Saint-Louis, situé au Nord du Sénégal, à la frontière avec la Mauritanie, est une ville avec enchantement d’un autre monde qui fut, au temps des colonies, la capitale de l’Afrique Occidentale française. Dans la rue, des centaines d’enfants très jeunes, en général en groupe, abordent les passants, de manière persistante, avec des canettes et des petites caisses peintes en blanc dans les mains afin de mendier de l’argent. Ce sont les talibés, les étudiants de l’école islamiques qui récoltent de l’argent et ce au nom de leurs professeurs religieux, les marabouts. Dans ces écoles, appelées daaras, on leur enseigne à lire et à réciter le Coran. Il semble que, à part les touristes éventuels, personne ne se sent mal à l’aise par ces enfants qui mendient. Dans la société islamique du Sénégal, c’est une pratique courante d’offrir aux nécessiteux un présent, surtout si cet argent sert (ou croit servir) à des fins de charité.
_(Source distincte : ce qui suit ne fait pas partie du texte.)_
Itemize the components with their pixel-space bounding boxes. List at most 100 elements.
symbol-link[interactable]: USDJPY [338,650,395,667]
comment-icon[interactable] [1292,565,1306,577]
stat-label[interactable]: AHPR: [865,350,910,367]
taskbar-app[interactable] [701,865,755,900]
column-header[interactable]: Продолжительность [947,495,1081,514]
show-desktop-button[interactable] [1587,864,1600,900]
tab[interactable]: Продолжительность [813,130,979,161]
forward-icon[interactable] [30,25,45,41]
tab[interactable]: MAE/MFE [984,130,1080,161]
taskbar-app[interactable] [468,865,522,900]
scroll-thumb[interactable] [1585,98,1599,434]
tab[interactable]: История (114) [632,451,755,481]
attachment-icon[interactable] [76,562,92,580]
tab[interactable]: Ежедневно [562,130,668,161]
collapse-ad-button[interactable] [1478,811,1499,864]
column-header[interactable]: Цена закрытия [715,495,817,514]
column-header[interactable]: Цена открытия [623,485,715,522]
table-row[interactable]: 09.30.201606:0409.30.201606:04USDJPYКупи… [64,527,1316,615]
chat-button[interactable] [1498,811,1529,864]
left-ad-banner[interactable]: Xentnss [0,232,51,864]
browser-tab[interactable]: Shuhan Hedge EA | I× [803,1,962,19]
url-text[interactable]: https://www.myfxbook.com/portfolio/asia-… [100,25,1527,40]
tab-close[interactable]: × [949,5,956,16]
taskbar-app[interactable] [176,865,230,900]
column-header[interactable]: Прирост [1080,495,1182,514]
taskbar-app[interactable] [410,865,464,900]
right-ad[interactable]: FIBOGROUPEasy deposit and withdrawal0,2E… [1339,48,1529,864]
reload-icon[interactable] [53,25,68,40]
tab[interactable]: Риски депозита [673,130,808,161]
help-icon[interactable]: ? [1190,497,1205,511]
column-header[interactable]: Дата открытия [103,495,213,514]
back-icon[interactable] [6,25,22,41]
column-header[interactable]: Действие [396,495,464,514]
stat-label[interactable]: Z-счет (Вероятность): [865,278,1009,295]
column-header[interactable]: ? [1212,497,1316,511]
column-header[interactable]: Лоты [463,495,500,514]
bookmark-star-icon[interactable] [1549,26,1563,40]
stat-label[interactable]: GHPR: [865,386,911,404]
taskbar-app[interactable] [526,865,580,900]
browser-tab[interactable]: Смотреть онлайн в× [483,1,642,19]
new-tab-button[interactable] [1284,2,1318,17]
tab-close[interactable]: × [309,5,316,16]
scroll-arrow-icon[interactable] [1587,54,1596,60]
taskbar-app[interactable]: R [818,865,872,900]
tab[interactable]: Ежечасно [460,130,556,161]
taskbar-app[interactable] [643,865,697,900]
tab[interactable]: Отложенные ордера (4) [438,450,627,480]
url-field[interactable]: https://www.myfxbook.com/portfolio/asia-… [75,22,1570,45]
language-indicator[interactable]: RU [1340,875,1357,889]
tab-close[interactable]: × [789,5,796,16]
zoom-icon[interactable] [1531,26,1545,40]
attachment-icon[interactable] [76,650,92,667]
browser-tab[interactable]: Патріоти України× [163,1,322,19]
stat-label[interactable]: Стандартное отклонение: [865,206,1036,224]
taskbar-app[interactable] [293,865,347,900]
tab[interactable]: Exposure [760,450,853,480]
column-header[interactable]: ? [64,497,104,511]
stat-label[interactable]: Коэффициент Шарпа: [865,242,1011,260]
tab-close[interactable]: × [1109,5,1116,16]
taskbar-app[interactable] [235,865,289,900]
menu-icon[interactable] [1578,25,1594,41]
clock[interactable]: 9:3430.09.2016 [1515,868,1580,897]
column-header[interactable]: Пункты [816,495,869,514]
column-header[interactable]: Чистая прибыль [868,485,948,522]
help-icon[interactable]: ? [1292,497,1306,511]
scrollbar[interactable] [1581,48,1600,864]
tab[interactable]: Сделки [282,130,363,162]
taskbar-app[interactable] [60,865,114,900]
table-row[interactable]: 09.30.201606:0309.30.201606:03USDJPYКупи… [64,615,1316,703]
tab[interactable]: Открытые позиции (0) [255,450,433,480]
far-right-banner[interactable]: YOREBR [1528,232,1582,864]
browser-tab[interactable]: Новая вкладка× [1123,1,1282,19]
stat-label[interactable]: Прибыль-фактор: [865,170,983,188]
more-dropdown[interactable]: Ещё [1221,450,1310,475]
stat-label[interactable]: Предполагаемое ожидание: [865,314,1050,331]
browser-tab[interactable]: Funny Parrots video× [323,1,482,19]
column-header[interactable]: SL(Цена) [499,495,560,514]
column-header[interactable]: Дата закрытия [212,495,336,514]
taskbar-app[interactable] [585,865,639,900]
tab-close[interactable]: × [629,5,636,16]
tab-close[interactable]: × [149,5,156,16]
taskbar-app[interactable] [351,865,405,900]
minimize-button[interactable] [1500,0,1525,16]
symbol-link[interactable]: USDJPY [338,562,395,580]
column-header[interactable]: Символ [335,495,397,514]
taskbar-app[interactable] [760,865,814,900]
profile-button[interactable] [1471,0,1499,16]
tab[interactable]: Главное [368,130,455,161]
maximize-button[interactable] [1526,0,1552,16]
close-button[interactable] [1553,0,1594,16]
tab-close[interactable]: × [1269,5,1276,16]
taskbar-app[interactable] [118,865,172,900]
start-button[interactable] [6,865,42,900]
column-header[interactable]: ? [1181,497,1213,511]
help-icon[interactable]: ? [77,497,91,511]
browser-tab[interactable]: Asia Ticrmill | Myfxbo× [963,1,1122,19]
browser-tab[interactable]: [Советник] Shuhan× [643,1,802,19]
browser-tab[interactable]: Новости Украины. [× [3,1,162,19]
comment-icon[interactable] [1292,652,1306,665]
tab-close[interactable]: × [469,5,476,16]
Dans l’après-midi, nous avons rencontré à Saint-Louis la section locale du MAEJT. Le contact nous a été facilité par l’équipe de coordination du Mouvement, dont les bureaux se trouvent dans la capitale, à Dakar. Pour notre plus grande surprise, un groupe exclusivement composé de jeunes femmes, qui ont entre 12 et 18 ans, nous attendaient dans une cour intérieure dans le centre de la ville. Elles se sont présentées en tant que représentantes élues des 18 groupes de base qui composent le Mouvement à Saint-Louis. Afin de nous rencontrer, elles sont venues spécialement de la banlieue, où le Mouvement compte, selon nos estimations, plus de 1800 membres, ce qui signifie, en moyenne, une centaine de personnes dans chaque groupe.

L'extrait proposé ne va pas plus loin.